Were the Vikings to take a similar tack in training camp practices over the next few weeks, the proper approach might be something resembling Augusta silence, interrupted by a timely taunt from a fellow golfer.

In some ways, that’s what kicker Dan Bailey expects it to be like on the field this fall, when the NFL regular season begins with stadiums mostly or completely empty.

Fans do their part to ratchet up the pressure on kickers before a big field-goal attempt on the road — “You can almost kind of feel it your chest, like it would be going to an air show or something and those jets are flying by,” Bailey said — but a quiet stadium presents a different set of challenges.

“Not having the crowd noise is going to be a lot more weird than we think it is,” he said Monday in a video conference with reporters. “Sometimes you’ll line up for a kick and … you can definitely at times — especially at home games — hear the other team yelling stuff at you before you’re going to kick.

“In my head, I’m like, ‘Well, there’s no crowd noise or even a low crowd noise to block that out,’ and that’s something you’re going to have to think about and get ready for. Hopefully, it doesn’t throw you off or anything like that.”

The banter from across the line of scrimmage is playful enough; Bailey said he has had opposing players facetiously offer him their game checks if he misses the kick.

The silence, though, is what can leave kickers at the mercy of their thoughts.

During practices, the Vikings often incorporate field goals in the middle of simulated game situations, running their special teams unit onto the field during a two-minute drill to work on the timing of a crucial kick with the clock running down.

“That’s kind of the environment I like to create for our guys — a little bit of organized mayhem,” special teams coordinator Marwan Maalouf said. “I want them to be in the thick of things, and then I want us to step up and perform our operation the way they know how.”

The Vikings gave Bailey and punter Britton Colquitt three-year contracts this offseason, investing in the kind of special-teams stability they have frequently lacked under Mike Zimmer.

Their continuity from last season, Bailey and Colquitt said Monday, will help the veterans be ready for a year where their first game action comes not in a preseason game but against the Packers on Sept. 13.

To help him get prepared, Bailey wouldn’t mind if the Vikings gave him opportunities to practice in environments where he can hear himself think — in addition to whatever creative jabs his teammates can construct.

“Honestly, I think it would be beneficial,” he said. “At least try it out just because we don’t know what it’s going to be like.
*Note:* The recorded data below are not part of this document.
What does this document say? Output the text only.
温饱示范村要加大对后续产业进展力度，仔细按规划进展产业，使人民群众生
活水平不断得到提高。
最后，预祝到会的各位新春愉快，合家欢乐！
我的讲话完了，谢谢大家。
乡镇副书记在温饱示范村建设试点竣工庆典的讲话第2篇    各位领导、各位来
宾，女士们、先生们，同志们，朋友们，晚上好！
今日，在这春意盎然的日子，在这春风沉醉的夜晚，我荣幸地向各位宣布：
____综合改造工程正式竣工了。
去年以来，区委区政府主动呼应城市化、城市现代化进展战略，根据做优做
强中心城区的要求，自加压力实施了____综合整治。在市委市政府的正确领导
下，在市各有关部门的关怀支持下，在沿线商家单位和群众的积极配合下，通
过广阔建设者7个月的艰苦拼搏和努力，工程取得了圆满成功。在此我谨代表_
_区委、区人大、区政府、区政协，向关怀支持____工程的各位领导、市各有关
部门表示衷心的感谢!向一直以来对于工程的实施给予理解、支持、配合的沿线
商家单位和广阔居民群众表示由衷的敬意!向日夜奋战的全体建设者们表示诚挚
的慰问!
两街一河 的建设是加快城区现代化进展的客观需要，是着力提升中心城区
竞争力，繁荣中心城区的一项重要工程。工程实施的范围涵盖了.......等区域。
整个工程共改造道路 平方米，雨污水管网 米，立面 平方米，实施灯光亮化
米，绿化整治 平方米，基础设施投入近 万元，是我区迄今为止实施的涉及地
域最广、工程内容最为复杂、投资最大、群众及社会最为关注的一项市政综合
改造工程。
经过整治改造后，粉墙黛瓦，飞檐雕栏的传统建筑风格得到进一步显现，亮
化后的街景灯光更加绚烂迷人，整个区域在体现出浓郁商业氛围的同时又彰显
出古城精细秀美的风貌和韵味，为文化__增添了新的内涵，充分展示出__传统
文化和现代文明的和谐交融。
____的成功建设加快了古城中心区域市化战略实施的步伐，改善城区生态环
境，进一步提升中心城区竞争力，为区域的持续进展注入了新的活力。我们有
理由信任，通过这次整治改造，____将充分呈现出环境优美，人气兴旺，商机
Because for sure the other teams are going to be doing it. There’s no question about that. They’re going to try to get in your head and yell stuff, which is fine. I get that.

“… A lot of times we do practice with crowd noise here so maybe I can talk to Zimmer or [Maalouf] or one of those guys and see if we can maybe do some simulated stuff. I’m sure the guys would love to talk some noise, have some friendly banter. I think it would help. I’d be up for it, for sure.’’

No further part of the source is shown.